Ukraine: From Tragedy to Farce

Our melancholy scribe reflects on the bitter comedy now being played out in Ukraine

The novelist Graham Green’s novel The Quiet American explore the actions of a young CIA agent in Vietnam, and the tragedy that ensues due to his inexperience and trust in an unprincipled rebel general.

Swift was sadly reminded of this as he surveyed the activities of the Trump administration in Ukraine, and in particular the actions and words of one Steve Witkoff, the president’s special envoy to Russia and Ukraine (although he seems to be nearly 100% focused on Russia).

Witless Witkoff is not a professional diplomat. He is a property developer (does that ring any bells, dear readers?). Despite (presumably) picking up some business smarts on the way, he has emerged on the world stage with all the sophisticated cunning of an excited toddler.

In conversation with Tucker Carlson (the man, remember, who could not resist interviewing and agreeing with a total nutjob who argued that Winston Churchill was the ‘chief villain’ of WW2), Witkoff really came up with some zingers. Putin is not only, according to this eccentric envoy, not a bad guy, but ‘super smart’. Putin might indeed be the latter, but he would only need to be of moderate intelligence to hoodwink Witkoff.

Warming to his theme, Witkoff explained that Putin was ‘gracious’ and ‘straight up’, and in a climactic comedy moment, noted that Putin had prayed for Trump after the attempt on his life during the election campaign. Swift is fairly sure that Putin is not the praying type, dear readers, and if he does seek the assistance of the Almighty, it would probably be rather less selfless than that.

It is of course easy to mock Witkoff for the diplomatic ingénu he clearly is. But he is also dangerously stupid. He believes that the fake referendums organised by Russia to validate the seizure of Ukrainian territory are valid (they are not); that the root cause of the war is to redress unfairness in the allocation of territory (actually Russia invaded); that Ukraine is not a real country (Kremlin playbook again) etc. etc.

Swift is at a loss here. He understands that Trump wishes to achieve a quick settlement. He is said to desire the Nobel Peace Prize. Is the best way to achieve this to take Putin on trust, throw Ukraine to the wolves, and then be held up to obloquy when Putin invades again and reduces Ukraine to the serfdom it endured under Stalin (as would certainly happen if Ukraine disarms under Russian pressure)? Is it not better, as would be the case in a property deal, to take nothing on trust – to be the hardest of hard-nosed businessmen, to see Putin for the Russian nationalist he is?

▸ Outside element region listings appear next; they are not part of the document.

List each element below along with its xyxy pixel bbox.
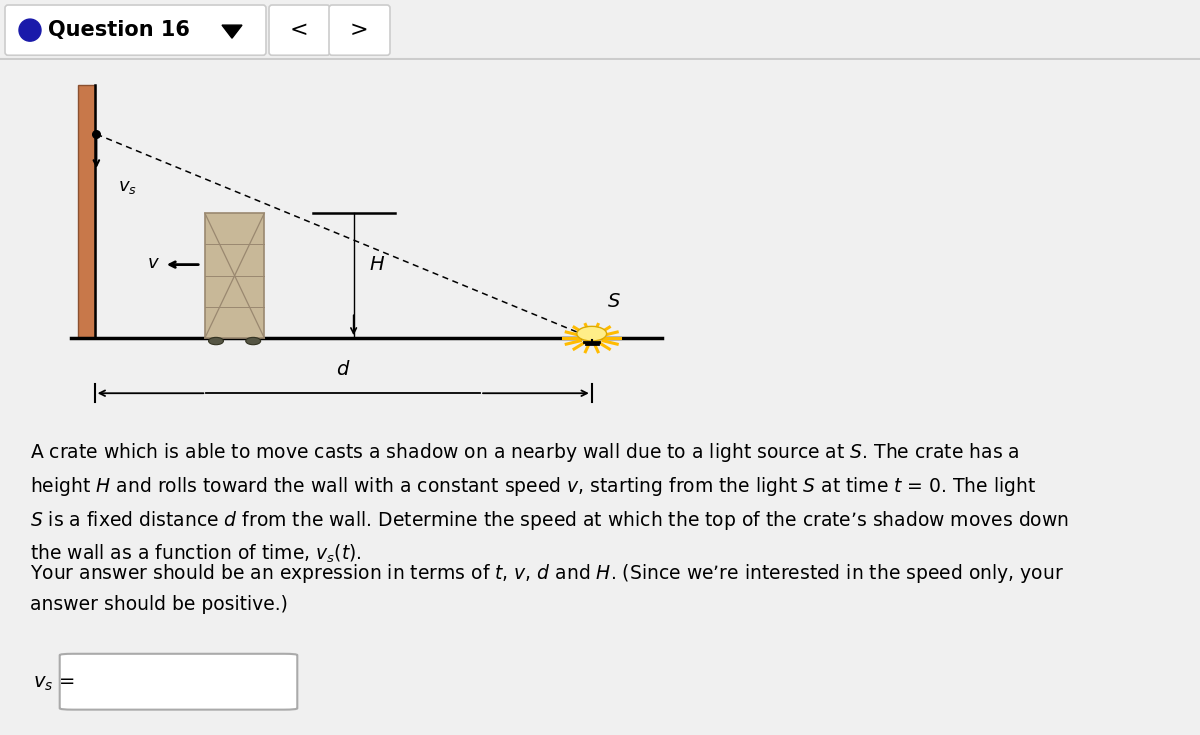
FancyBboxPatch shape [60, 654, 298, 710]
Text: <: < [289, 20, 308, 40]
Circle shape [209, 337, 223, 345]
Circle shape [577, 326, 607, 341]
Text: Your answer should be an expression in terms of $t$, $v$, $d$ and $H$. (Since we: Your answer should be an expression in t… [30, 562, 1064, 614]
Text: $d$: $d$ [336, 359, 350, 379]
FancyBboxPatch shape [5, 5, 266, 55]
Text: >: > [349, 20, 368, 40]
Text: $H$: $H$ [368, 255, 385, 274]
Text: $v$: $v$ [148, 254, 161, 272]
Text: $v_s$ =: $v_s$ = [34, 673, 74, 692]
Text: $S$: $S$ [607, 292, 620, 311]
FancyBboxPatch shape [269, 5, 330, 55]
Text: $v_s$: $v_s$ [118, 179, 137, 196]
Text: A crate which is able to move casts a shadow on a nearby wall due to a light sou: A crate which is able to move casts a sh… [30, 441, 1069, 565]
FancyBboxPatch shape [329, 5, 390, 55]
Bar [205, 213, 264, 338]
Polygon shape [222, 25, 242, 38]
Text: Question 16: Question 16 [48, 20, 190, 40]
Circle shape [246, 337, 260, 345]
Circle shape [19, 19, 41, 41]
Bar [78, 85, 95, 338]
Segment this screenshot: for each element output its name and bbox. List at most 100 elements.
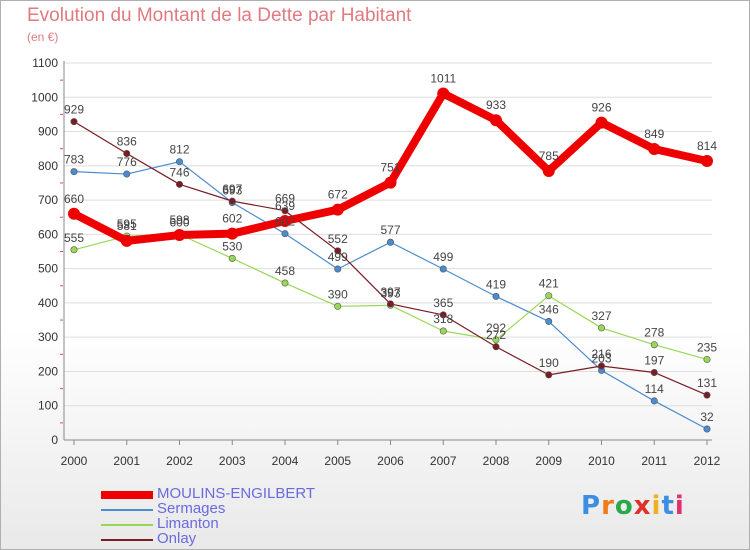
logo-letter: t	[661, 491, 675, 521]
x-tick-label: 2003	[219, 454, 246, 468]
point-moulins-engilbert	[331, 203, 344, 216]
x-tick-label: 2010	[588, 454, 615, 468]
y-tick-label: 600	[38, 227, 58, 241]
x-tick-label: 2008	[483, 454, 510, 468]
point-moulins-engilbert	[279, 214, 291, 227]
y-tick-label: 800	[38, 159, 58, 173]
data-label-onlay: 272	[486, 328, 506, 342]
legend-label: Sermages	[157, 500, 226, 517]
y-tick-label: 500	[38, 262, 58, 276]
legend-swatch	[101, 539, 153, 541]
point-moulins-engilbert	[384, 176, 397, 189]
legend-swatch	[101, 524, 153, 526]
data-label-limanton: 421	[539, 277, 559, 291]
series-lines	[68, 87, 713, 433]
data-label-onlay: 190	[539, 356, 559, 370]
data-label-limanton: 393	[380, 286, 400, 300]
x-tick-label: 2009	[535, 454, 562, 468]
data-label-sermages: 577	[380, 223, 400, 237]
point-sermages	[281, 230, 289, 238]
point-moulins-engilbert	[173, 229, 186, 242]
data-label-limanton: 595	[117, 217, 137, 231]
data-label-sermages: 499	[433, 250, 453, 264]
data-label-moulins-engilbert: 933	[486, 98, 506, 112]
data-label-moulins-engilbert: 660	[64, 192, 84, 206]
point-onlay	[281, 207, 289, 215]
point-moulins-engilbert	[595, 116, 608, 129]
y-tick-label: 1100	[32, 56, 58, 70]
x-tick-label: 2011	[641, 454, 667, 468]
point-onlay	[228, 197, 236, 205]
x-tick-label: 2004	[272, 454, 299, 468]
x-tick-label: 2006	[377, 454, 404, 468]
data-label-limanton: 600	[169, 215, 189, 229]
logo-letter: x	[633, 491, 652, 521]
data-label-onlay: 216	[591, 347, 611, 361]
data-label-moulins-engilbert: 581	[117, 219, 137, 233]
point-limanton	[492, 336, 500, 344]
x-tick-label: 2005	[324, 454, 351, 468]
data-label-sermages: 776	[117, 155, 137, 169]
data-label-limanton: 327	[591, 309, 611, 323]
point-limanton	[650, 341, 658, 349]
data-label-limanton: 530	[222, 239, 242, 253]
point-sermages	[334, 265, 342, 273]
data-labels: 783 776 812 693 602 499 577 499 419 346 203 114 32 55…	[64, 72, 717, 425]
data-label-moulins-engilbert: 602	[222, 212, 242, 226]
point-sermages	[650, 397, 658, 405]
logo-letter: o	[614, 491, 634, 521]
x-tick-label: 2012	[694, 454, 721, 468]
axes: 0 100 200 300 400 500 600 700 800 900 1000 1100 2000…	[31, 56, 720, 468]
point-moulins-engilbert	[68, 207, 80, 220]
point-limanton	[597, 324, 605, 332]
data-label-onlay: 197	[644, 353, 664, 367]
data-label-limanton: 235	[697, 340, 717, 354]
point-moulins-engilbert	[437, 87, 450, 100]
data-label-moulins-engilbert: 751	[380, 161, 400, 175]
y-tick-label: 900	[38, 125, 58, 139]
point-sermages	[545, 317, 553, 325]
point-sermages	[386, 238, 394, 246]
data-label-limanton: 458	[275, 264, 295, 278]
legend-label: Limanton	[157, 515, 219, 532]
point-moulins-engilbert	[226, 227, 239, 240]
data-label-onlay: 697	[222, 182, 242, 196]
x-tick-label: 2001	[113, 454, 140, 468]
point-onlay	[650, 368, 658, 376]
data-label-onlay: 746	[169, 165, 189, 179]
data-label-moulins-engilbert: 814	[697, 139, 717, 153]
point-limanton	[70, 246, 78, 254]
data-label-sermages: 419	[486, 277, 506, 291]
point-moulins-engilbert	[542, 164, 555, 177]
data-label-limanton: 390	[328, 287, 348, 301]
data-label-moulins-engilbert: 672	[328, 188, 348, 202]
chart-title: Evolution du Montant de la Dette par Hab…	[27, 5, 412, 26]
data-label-onlay: 131	[697, 376, 717, 390]
y-tick-label: 400	[38, 296, 58, 310]
y-tick-label: 200	[38, 364, 58, 378]
point-sermages	[439, 265, 447, 273]
x-tick-label: 2002	[166, 454, 193, 468]
data-label-onlay: 365	[433, 296, 453, 310]
point-limanton	[228, 254, 236, 262]
data-label-onlay: 397	[380, 285, 400, 299]
point-onlay	[334, 247, 342, 255]
data-label-sermages: 114	[645, 382, 664, 396]
point-limanton	[281, 279, 289, 287]
logo-letter: r	[601, 491, 615, 521]
data-label-limanton: 278	[644, 326, 664, 340]
legend-label: Onlay	[157, 530, 197, 547]
data-label-moulins-engilbert: 1011	[430, 72, 456, 86]
point-onlay	[597, 362, 605, 370]
point-sermages	[123, 170, 131, 178]
data-label-onlay: 929	[64, 103, 84, 117]
point-onlay	[703, 391, 711, 399]
data-label-onlay: 836	[117, 134, 137, 148]
data-label-sermages: 499	[328, 250, 348, 264]
point-moulins-engilbert	[120, 234, 133, 247]
data-label-limanton: 292	[486, 321, 506, 335]
data-label-sermages: 346	[539, 302, 559, 316]
logo-letter: i	[674, 491, 685, 521]
y-tick-label: 0	[51, 433, 58, 447]
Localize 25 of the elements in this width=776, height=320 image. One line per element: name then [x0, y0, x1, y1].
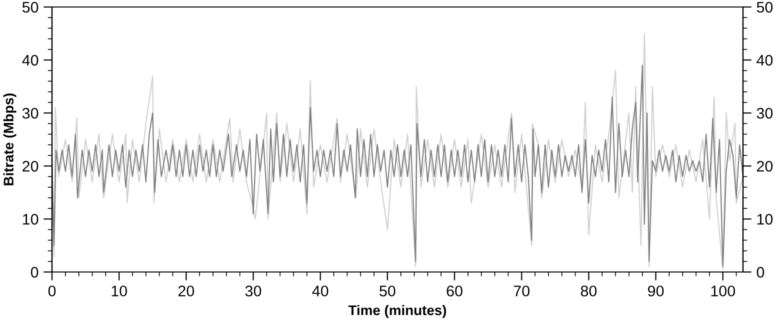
- x-tick-label: 30: [245, 286, 262, 296]
- x-tick-label: 100: [711, 286, 736, 296]
- y-tick-label: 40: [22, 54, 38, 66]
- y-tick-label: 20: [22, 160, 38, 172]
- x-axis-title: Time (minutes): [348, 304, 446, 318]
- y-tick-label: 50: [22, 2, 38, 13]
- x-tick-label: 60: [446, 286, 462, 296]
- y-tick-label: 30: [22, 108, 38, 119]
- y2-tick-label: 10: [757, 214, 773, 225]
- x-tick-label: 80: [580, 286, 597, 296]
- x-tick-label: 50: [380, 286, 396, 296]
- x-tick-label: 0: [48, 286, 56, 296]
- y2-tick-label: 40: [756, 54, 773, 66]
- y-tick-label: 10: [22, 214, 38, 225]
- x-tick-label: 40: [312, 286, 328, 296]
- y2-tick-label: 30: [756, 108, 773, 119]
- y2-tick-label: 50: [756, 2, 773, 13]
- x-tick-label: 20: [178, 286, 194, 296]
- y-tick-label: 0: [30, 266, 38, 278]
- x-tick-label: 90: [648, 286, 664, 296]
- y2-tick-label: 0: [756, 266, 764, 278]
- y2-tick-label: 20: [756, 160, 773, 172]
- y-axis-title: Bitrate (Mbps): [3, 94, 16, 186]
- x-tick-label: 70: [514, 286, 530, 296]
- x-tick-label: 10: [112, 286, 127, 296]
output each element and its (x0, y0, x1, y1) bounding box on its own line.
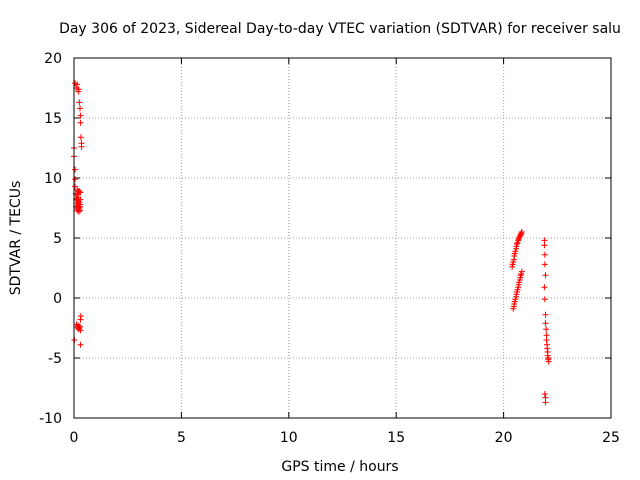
y-tick-label: 20 (44, 51, 62, 67)
x-tick-label: 15 (387, 430, 405, 446)
y-tick-label: 15 (44, 111, 62, 127)
data-point (76, 188, 83, 195)
data-point (513, 241, 520, 247)
data-point (78, 143, 85, 150)
x-axis-label: GPS time / hours (281, 459, 398, 475)
x-tick-label: 0 (70, 430, 79, 446)
data-point (542, 320, 549, 327)
data-point (518, 230, 525, 237)
data-point (542, 272, 549, 279)
data-point (541, 391, 548, 397)
data-point (72, 183, 79, 190)
y-axis-label: SDTVAR / TECUs (8, 181, 24, 296)
data-point (72, 176, 79, 183)
data-points (71, 80, 552, 406)
data-point (545, 358, 552, 365)
data-point (543, 326, 550, 333)
data-point (541, 261, 548, 268)
x-tick-label: 5 (177, 430, 186, 446)
data-point (518, 268, 525, 275)
y-tick-label: -10 (39, 411, 62, 427)
data-point (541, 284, 548, 291)
data-point (541, 242, 548, 249)
data-point (77, 189, 84, 196)
x-tick-label: 10 (280, 430, 298, 446)
data-point (77, 196, 84, 203)
grid-lines (74, 58, 611, 418)
data-point (75, 86, 82, 93)
data-point (77, 119, 84, 126)
data-point (72, 166, 79, 173)
data-point (72, 80, 79, 87)
data-point (75, 208, 82, 215)
data-point (542, 399, 549, 406)
data-point (542, 311, 549, 318)
data-point (77, 207, 84, 214)
x-tick-label: 20 (495, 430, 513, 446)
y-tick-label: 5 (53, 231, 62, 247)
data-point (77, 112, 84, 119)
data-point (77, 327, 84, 334)
chart-title: Day 306 of 2023, Sidereal Day-to-day VTE… (59, 21, 621, 37)
data-point (77, 313, 84, 319)
plot-frame (73, 57, 612, 419)
y-tick-label: 0 (53, 291, 62, 307)
axis-ticks: 0 5 10 15 20 25 -10 -5 0 5 10 15 20 (39, 51, 620, 446)
x-tick-label: 25 (602, 430, 620, 446)
data-point (518, 229, 525, 235)
data-point (77, 341, 84, 348)
data-point (77, 105, 84, 112)
y-tick-label: 10 (44, 171, 62, 187)
data-point (77, 134, 84, 141)
y-tick-label: -5 (48, 351, 62, 367)
data-point (541, 251, 548, 258)
data-point (541, 296, 548, 303)
data-point (76, 99, 83, 106)
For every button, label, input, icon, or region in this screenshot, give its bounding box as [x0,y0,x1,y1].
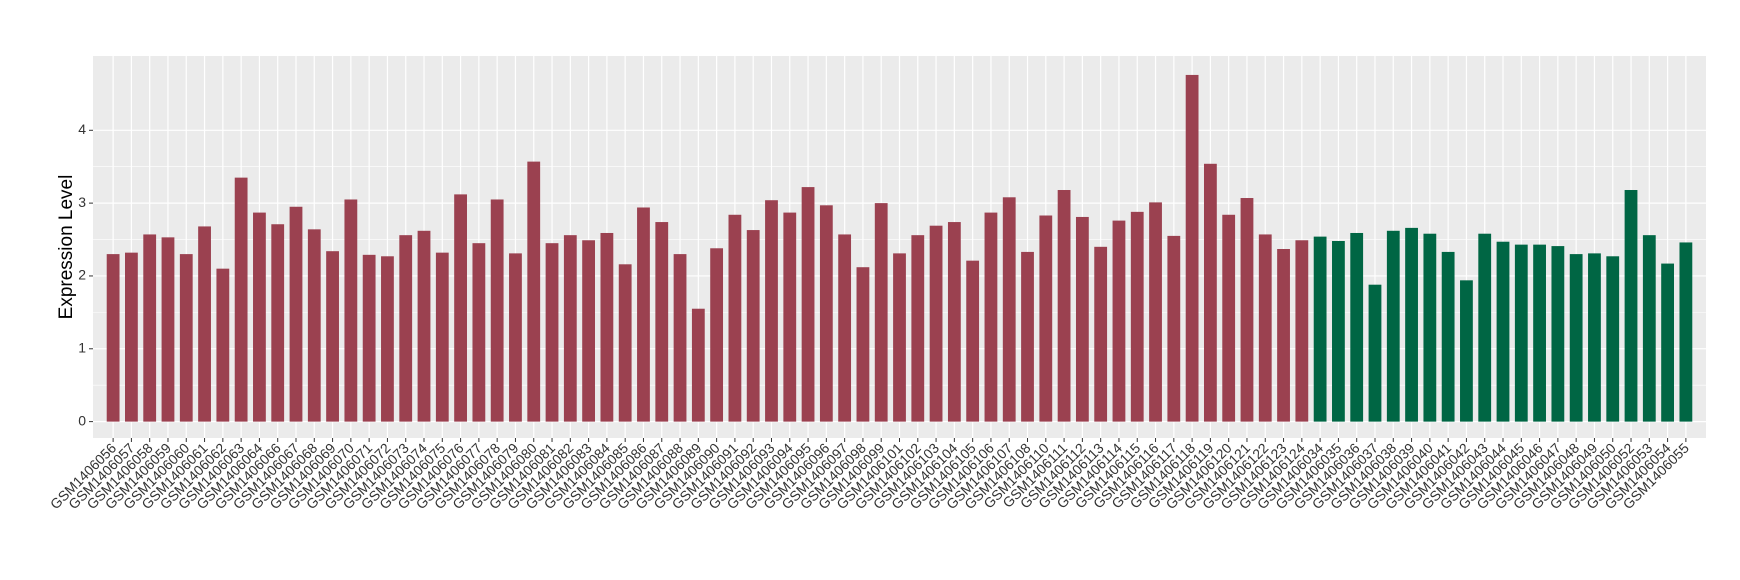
y-tick-label: 2 [78,267,86,283]
bar [1240,198,1254,422]
bar [271,224,285,422]
bar [746,230,760,422]
bar [783,212,797,422]
bar [1094,246,1108,422]
bar [1642,235,1656,422]
bar [911,235,925,422]
bar [1295,240,1309,422]
bar [1661,263,1674,422]
bar [929,225,943,422]
bar [984,212,998,422]
bar [1313,236,1327,422]
bar [728,214,742,422]
bar [1039,215,1053,422]
bar [198,226,211,422]
y-tick-label: 4 [78,121,86,137]
bar [1496,241,1510,422]
bar [545,243,559,422]
bar [637,207,650,422]
bar [1514,244,1528,422]
bar [1185,74,1199,422]
bar [1460,280,1473,422]
bar [618,264,632,422]
y-tick-label: 3 [78,194,86,210]
bar [1405,227,1418,422]
bar [1075,216,1089,422]
bar [344,199,358,422]
bar [1021,251,1034,422]
bar [253,212,266,422]
y-axis-title: Expression Level [56,175,77,320]
bar [582,240,596,422]
bar [1057,190,1071,422]
bar [1679,242,1693,422]
bar [1606,256,1620,422]
bar [1478,233,1492,422]
bar [454,194,467,422]
bar [179,254,193,422]
bar [161,237,175,422]
bar [673,254,687,422]
bar [399,235,413,422]
bar [1112,220,1126,422]
bar [326,251,339,422]
bar [289,206,303,422]
bar [307,229,321,422]
bar [1130,211,1144,422]
bar [1203,163,1217,422]
bar [1533,244,1546,422]
bar [874,203,888,422]
bar [1350,232,1364,422]
bar [801,187,815,422]
bar [509,253,522,422]
bar [1624,190,1638,422]
bar [1368,284,1382,422]
bar [1277,249,1290,422]
bar [893,253,906,422]
bar [1002,197,1016,422]
bar [472,243,486,422]
bar [1149,202,1162,422]
bar [1441,251,1455,422]
bar [216,268,230,422]
bar [362,254,376,422]
bar [435,252,449,422]
bar [691,308,705,422]
bar [856,267,870,422]
bar [1423,233,1437,422]
bar [1551,246,1565,422]
bar [125,252,138,422]
bar [1569,254,1583,422]
bar [563,235,577,422]
bar [234,177,248,422]
bar [710,248,724,422]
y-tick-label: 1 [78,339,86,355]
bar [947,222,961,422]
bar [1167,235,1181,422]
bar [966,260,980,422]
bar [1258,234,1272,422]
bar [1588,253,1601,422]
bar [143,234,157,422]
bar [106,254,120,422]
bar [1386,230,1400,422]
bar [527,161,541,422]
bar [417,230,431,422]
bar [765,200,778,422]
bar [490,199,504,422]
bar [381,256,394,422]
bar [1332,240,1345,422]
bar [1222,214,1236,422]
bar [819,205,833,422]
bar [655,222,669,422]
bar [838,234,852,422]
bar [600,232,614,422]
y-tick-label: 0 [78,412,86,428]
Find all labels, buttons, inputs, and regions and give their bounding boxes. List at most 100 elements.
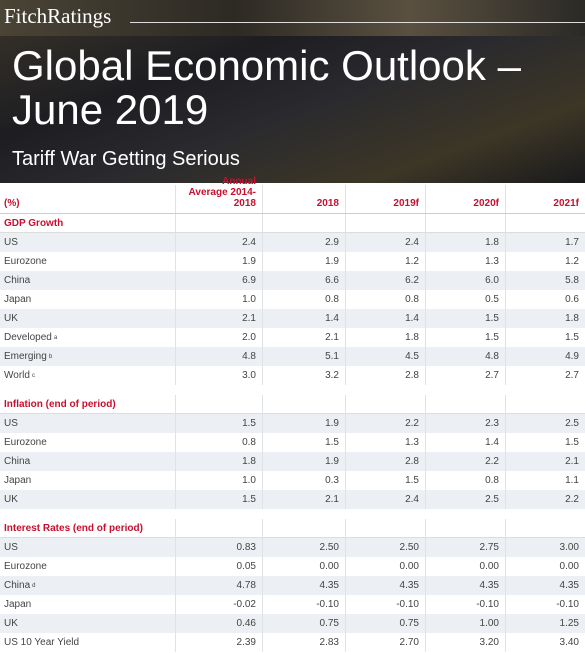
row-label-cell: Japan [0, 290, 175, 309]
value: 1.1 [505, 471, 585, 490]
cell [262, 214, 345, 232]
value: 0.75 [345, 614, 425, 633]
column-header: 2020f [425, 185, 505, 213]
section-row: Interest Rates (end of period) [0, 519, 585, 538]
row-label: Eurozone [4, 256, 47, 267]
row-label: China [4, 456, 31, 467]
value: 4.8 [175, 347, 262, 366]
value: 2.1 [262, 328, 345, 347]
value: 1.5 [175, 414, 262, 433]
value: 2.75 [425, 538, 505, 557]
value: 0.8 [262, 290, 345, 309]
data-row: UK 2.1 1.4 1.4 1.5 1.8 [0, 309, 585, 328]
data-row: US 1.5 1.9 2.2 2.3 2.5 [0, 414, 585, 433]
row-label: China [4, 580, 31, 591]
value: -0.10 [262, 595, 345, 614]
row-label-cell: Eurozone [0, 433, 175, 452]
value: 1.5 [345, 471, 425, 490]
value: 2.1 [505, 452, 585, 471]
value: 4.78 [175, 576, 262, 595]
value: 1.3 [345, 433, 425, 452]
row-label: Japan [4, 599, 32, 610]
value: 2.8 [345, 452, 425, 471]
value: 0.6 [505, 290, 585, 309]
value: 3.20 [425, 633, 505, 652]
value: 0.8 [345, 290, 425, 309]
value: 2.39 [175, 633, 262, 652]
value: 1.5 [505, 433, 585, 452]
data-row: Emerging b 4.8 5.1 4.5 4.8 4.9 [0, 347, 585, 366]
data-row: Japan -0.02 -0.10 -0.10 -0.10 -0.10 [0, 595, 585, 614]
value: 1.8 [345, 328, 425, 347]
value: -0.10 [345, 595, 425, 614]
cell [175, 214, 262, 232]
section-title: Interest Rates (end of period) [4, 522, 143, 534]
row-label: US [4, 237, 18, 248]
value: 2.0 [175, 328, 262, 347]
value: 1.4 [345, 309, 425, 328]
cell [262, 519, 345, 537]
value: 4.35 [262, 576, 345, 595]
cell [175, 395, 262, 413]
title: Global Economic Outlook – June 2019 [12, 44, 521, 132]
brand: FitchRatings [4, 4, 112, 28]
data-row: Developed a 2.0 2.1 1.8 1.5 1.5 [0, 328, 585, 347]
value: 5.1 [262, 347, 345, 366]
row-label-cell: US [0, 538, 175, 557]
data-row: China 1.8 1.9 2.8 2.2 2.1 [0, 452, 585, 471]
row-label-cell: UK [0, 309, 175, 328]
value: 1.5 [425, 328, 505, 347]
row-label-cell: Emerging b [0, 347, 175, 366]
row-label: UK [4, 494, 18, 505]
value: 0.05 [175, 557, 262, 576]
value: 2.2 [345, 414, 425, 433]
row-label-cell: Japan [0, 595, 175, 614]
row-label-cell: Eurozone [0, 557, 175, 576]
value: 2.4 [345, 490, 425, 509]
value: -0.02 [175, 595, 262, 614]
cell [262, 395, 345, 413]
value: 0.8 [175, 433, 262, 452]
row-label-cell: UK [0, 490, 175, 509]
value: 1.2 [505, 252, 585, 271]
value: 2.5 [425, 490, 505, 509]
value: 1.2 [345, 252, 425, 271]
value: 2.1 [175, 309, 262, 328]
cell [175, 519, 262, 537]
value: 1.4 [262, 309, 345, 328]
value: 0.5 [425, 290, 505, 309]
row-label-cell: China [0, 271, 175, 290]
value: 0.00 [345, 557, 425, 576]
cell [505, 519, 585, 537]
value: 4.35 [425, 576, 505, 595]
spacer [0, 509, 585, 519]
row-label: China [4, 275, 31, 286]
value: 3.0 [175, 366, 262, 385]
section-title: Inflation (end of period) [4, 398, 116, 410]
data-row: China d 4.78 4.35 4.35 4.35 4.35 [0, 576, 585, 595]
value: 2.2 [505, 490, 585, 509]
value: 1.8 [175, 452, 262, 471]
value: 1.8 [505, 309, 585, 328]
row-label: US [4, 542, 18, 553]
cell [425, 214, 505, 232]
value: 3.2 [262, 366, 345, 385]
value: 0.75 [262, 614, 345, 633]
value: 1.9 [175, 252, 262, 271]
column-header: 2018 [262, 185, 345, 213]
value: 0.46 [175, 614, 262, 633]
value: 1.3 [425, 252, 505, 271]
value: 2.4 [175, 233, 262, 252]
value: 0.3 [262, 471, 345, 490]
row-label-cell: UK [0, 614, 175, 633]
data-row: World c 3.0 3.2 2.8 2.7 2.7 [0, 366, 585, 385]
value: 2.3 [425, 414, 505, 433]
value: 3.40 [505, 633, 585, 652]
cell [505, 395, 585, 413]
table: (%) Annual Average 2014-201820182019f2020… [0, 176, 585, 652]
title-line: June 2019 [12, 86, 209, 133]
column-header: 2019f [345, 185, 425, 213]
data-row: US 2.4 2.9 2.4 1.8 1.7 [0, 233, 585, 252]
data-row: Japan 1.0 0.3 1.5 0.8 1.1 [0, 471, 585, 490]
data-row: UK 0.46 0.75 0.75 1.00 1.25 [0, 614, 585, 633]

Witkoff also took some time out to insult the UK, alleging that we were trying to act ‘like Winston Churchill’ (yes him again) by exploring the idea of a peace-keeping force to uphold a ceasefire. He was probably right that the idea was impractical, but his remark yet again revealed the deep American ignorance about WW2 (and Winston himself) which to them apparently began in 1941 when the US saved the world.

Swift’s injured patriotic pride leads him to point out that if the Japanese had not bombed Pearl Harbour we would have been left for a good few years to fight alone, having salready pent two years waiting for the Yanks to wake up.

Swift thinks it was Hegel or Marx who coined the aphorism, ‘History repeats itself, first as a tragedy, then as a farce’. Ukraine is enduring a tragedy, but Witkoff (and Trump) have turned its story into a farce.